Interestingly, we do not observe any S5 events in the last three solar cycles based on our dataset. Events in that scale are extremely rare and we are only counting the things that came towards Earth.

Historical fact: The GOES proton fluxes were observed at S4 levels for 12 hours on 29-Oct-2003 (the famous Halloween storm) [10].

SEP Event Occurrence Probability Modeling#

def groupby_bins(data_df,col_1,col_2,col_agg):
    
    '''
    Function to compute the aggregated counts of SEP events for each pair of 
    defined lon & lat bins.
    
    Inputs :
    data_df - Merged dataframe
    col_1- First column used for grouping ( lat bins)
    col_2 -Second column used for grouping ( lon bins)
    col_agg- The column on which aggregation is done (sep_index)
    
    Returns :
    grop_bin_df- A dataframe which stores distinct pairs of bins and the count of SEP events, respectively.
    
    '''
    
    
    groups = data_df.groupby([col_1, col_2])
    grop_bin_df=pd.DataFrame()
    ## Counting Number of SEPs for each pair of the spatial bins
    grop_bin_df[col_agg+'_count']=groups[col_agg].count()
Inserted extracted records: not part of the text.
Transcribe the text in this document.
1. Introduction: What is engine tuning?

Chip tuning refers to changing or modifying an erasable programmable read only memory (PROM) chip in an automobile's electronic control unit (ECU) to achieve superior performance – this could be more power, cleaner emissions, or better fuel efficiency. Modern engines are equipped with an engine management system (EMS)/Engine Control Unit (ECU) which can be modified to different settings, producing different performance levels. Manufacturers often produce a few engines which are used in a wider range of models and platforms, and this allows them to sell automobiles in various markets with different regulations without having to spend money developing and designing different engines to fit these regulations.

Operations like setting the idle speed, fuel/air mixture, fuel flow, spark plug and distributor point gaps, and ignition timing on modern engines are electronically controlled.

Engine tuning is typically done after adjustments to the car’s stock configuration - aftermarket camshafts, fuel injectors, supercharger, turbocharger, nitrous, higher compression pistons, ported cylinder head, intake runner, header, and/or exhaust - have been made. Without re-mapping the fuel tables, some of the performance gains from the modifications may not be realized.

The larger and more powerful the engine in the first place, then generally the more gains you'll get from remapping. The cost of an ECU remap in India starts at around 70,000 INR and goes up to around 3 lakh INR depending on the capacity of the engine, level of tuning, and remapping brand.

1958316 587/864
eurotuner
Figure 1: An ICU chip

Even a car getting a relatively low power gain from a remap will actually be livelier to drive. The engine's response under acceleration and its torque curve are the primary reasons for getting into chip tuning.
    grop_bin_df=grop_bin_df.reset_index()
    return grop_bin_df

## Calling function to group dataframe. For 12 lon_bins & 10 lat bins, we got 120 different pairs

SEP_bin_df=groupby_bins(sep_ar_data,"AR_Lat_bin_names", "AR_Lon_bin_names","sep_index")
SEP_bin_df.head(3)

	AR_Lat_bin_names	AR_Lon_bin_names
0	(-90.001, -72.0]	(-180.001, -90.0]
1	(-90.001, -72.0]	(-90.0, -72.0]
2	(-90.001, -72.0]	(-72.0, -54.0]

def load_clean_halo_cme(data_hcme,bins):
    
    '''
     Function to load and clean the Halo CME data.
     
     Input : 
     -data_hcme : A pandas dataframe extracted in the data loading stage from the url:
     https://cdaw.gsfc.nasa.gov/CME_list/halo/halo.html
     
     - bins : A tuple which will consist list for two binning strategies.
     
     
     Returns: 
     A dataframe consisting of Halo CME data.
     
    '''
    
    
    
    table_MN = data_hcme
    ## Removing source location values consisting "Backside" or ends with b or having -- 
    patternDel = "Backside*|.*b|--.*"
    filter = table_MN[1]['Source Location'].str.contains(patternDel)
    Halo_df=table_MN[1][~filter]
    
    ## Formatting columns of dataframe
    df_split1=Halo_df['Source Location'].str.split('[NSEW?]|>', expand=True)
    df_split1.columns = ['g1', "Lat","Long",'g2']
    ## Direction string for the coordinates
    df_split2=Halo_df['Source Location'].str.split('\d+', expand=True)
    df_split2.columns = ["Lat_direction", "Long_direction","g3"]
    
    ## Converting coordinates values to numerical data types. 
    ## Multiplying the coordinates with -1 if the direction is either S or E
    cordinates_df=pd.concat([df_split1,df_split2],axis=1)
    cordinates_df["Lat"]=pd.to_numeric(cordinates_df["Lat"])
    cordinates_df["Long"]=pd.to_numeric(cordinates_df["Long"])
    cordinates_df["Lat"]=np.where(cordinates_df['Lat_direction'] == 'S',
                                           cordinates_df['Lat'] * -1,
                                           cordinates_df['Lat'])
    cordinates_df["Long"]=np.where(cordinates_df['Long_direction'] == 'E',
                                           cordinates_df['Long'] * -1,
                                           cordinates_df['Long'])
    
    HCME_df=pd.concat([Halo_df,cordinates_df[['Lat',"Long"]]],axis=1)
    
    ## Longitude coordinates ranging outside [-180,180] will be transformed to the correct values
    ## For example: -184 will be converted to 176, which will now be on the east direction.
    ## All values ranging outside the range [-180,180] will be shifted to the other direction using the transformation
    HCME_df["Long"]=np.where(HCME_df["Long"]<-180,HCME_df["Long"]+360,HCME_df["Long"] )
    HCME_df["Long"]=np.where(HCME_df["Long"]>180,HCME_df["Long"]-360,HCME_df["Long"] )
    
    
    ## Binning the dataframe 
    HCME_df['HCME_Lat_bin_names'] = pd.cut(HCME_df['Lat'], bins[1],include_lowest=True)
    HCME_df['HCME_Lon_bin_names'] = pd.cut(HCME_df['Long'], bins[0],include_lowest=True)
    HCME_df=HCME_df.reset_index()
    HCME_df.rename(columns = {'index':'HCME_index'}, inplace = True)

    return HCME_df

## Calling function to get clean halo CME dataframe

HCME_df=load_clean_halo_cme(data_hcme,bins)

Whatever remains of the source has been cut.